Just to give my 2 cents on the Mesen part of things:
Mesen is more or less optimized to run on at least 3 different threads (emulation, frame decoding/filtering, rendering), so running it on any dual-core will result in sub-par performance, especially since I abuse spin-locks due to their low latency - but spin locks only work well so long as you actually have free cores to run them on without slowing down the other thread you are waiting on.
On the upside, this design means Mesen can run HDNes' HD packs with very little FPS drop on a quad core machine (e.g Super Mario Bros goes from ~250fps to maybe ~190fps on my machine)
Also, a lot of features result in small performance losses - e.g: debugger, cheats, unlimited sprites, support for HDNes' HD pack format, etc. I try to optimize where I can (using VS' profiler mostly) - but I'm not going to start trying to optimize cache misses in an era where most low end computers are already able to run Mesen at 2-3x normal speed. This made a lot of sense in 2005, but not so much in 2017 (Stuff like raspberry pis aside)
And, this is a matter of taste of course (I'm sure some people might say the same about Mesen's code), but Nestopia's code can be very hard to process.
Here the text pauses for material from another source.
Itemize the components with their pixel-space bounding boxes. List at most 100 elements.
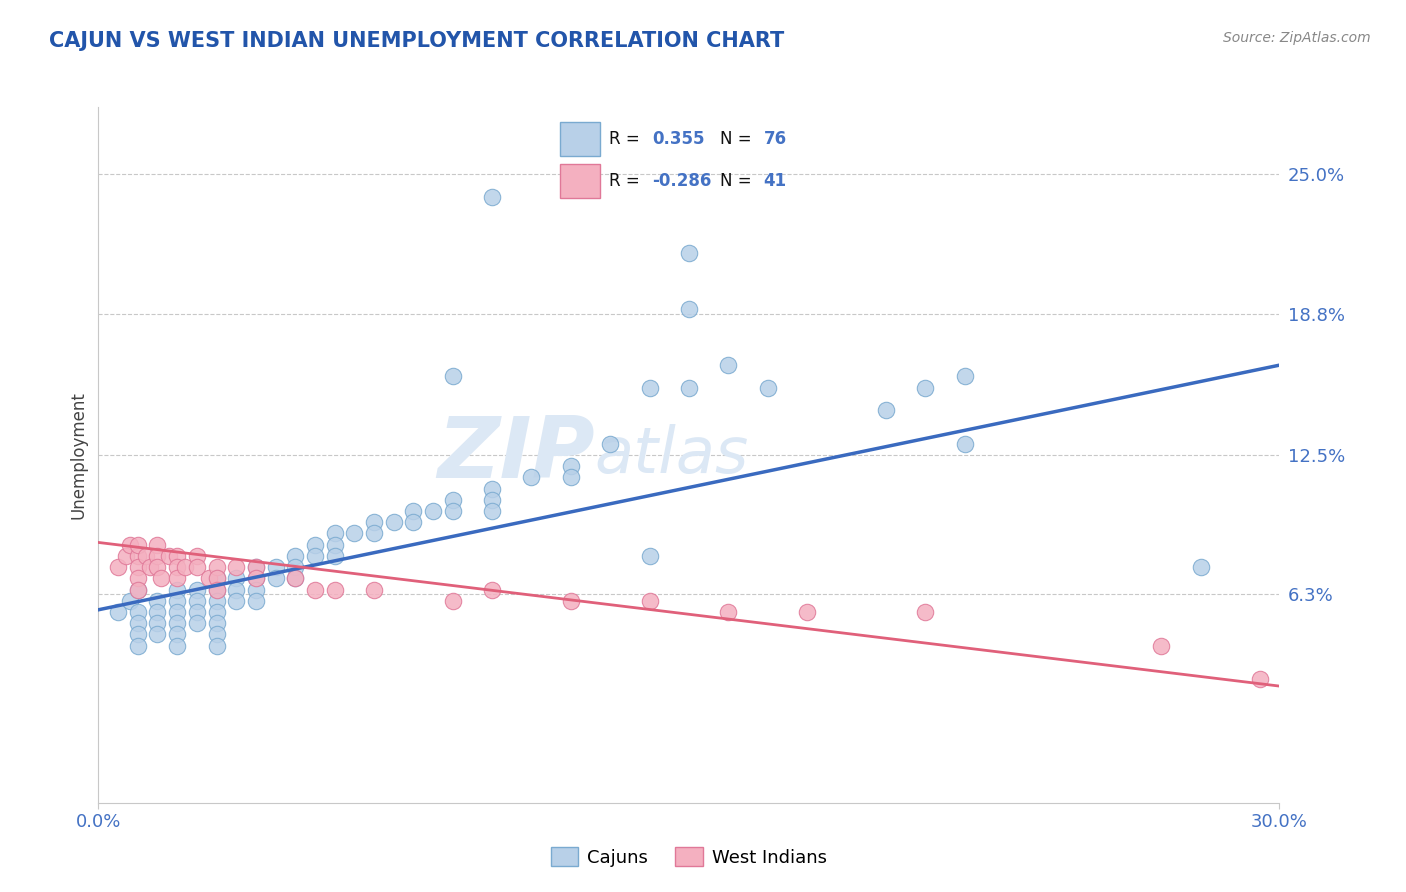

In particular, stuff like this drives me insane:
https://github.com/rdanbrook/nestopia/b ... .cpp#L1435It might result in slightly faster code, but in my opinion makes the code so much harder to read.
This kind of thing also leads to Nestopia's PPU code being 3.4k lines, against Mesen's 1k lines.
P.S: I'm not trying to hate on Nestopia or anything - it's a great emulator, and I've used it as a reference countless of times!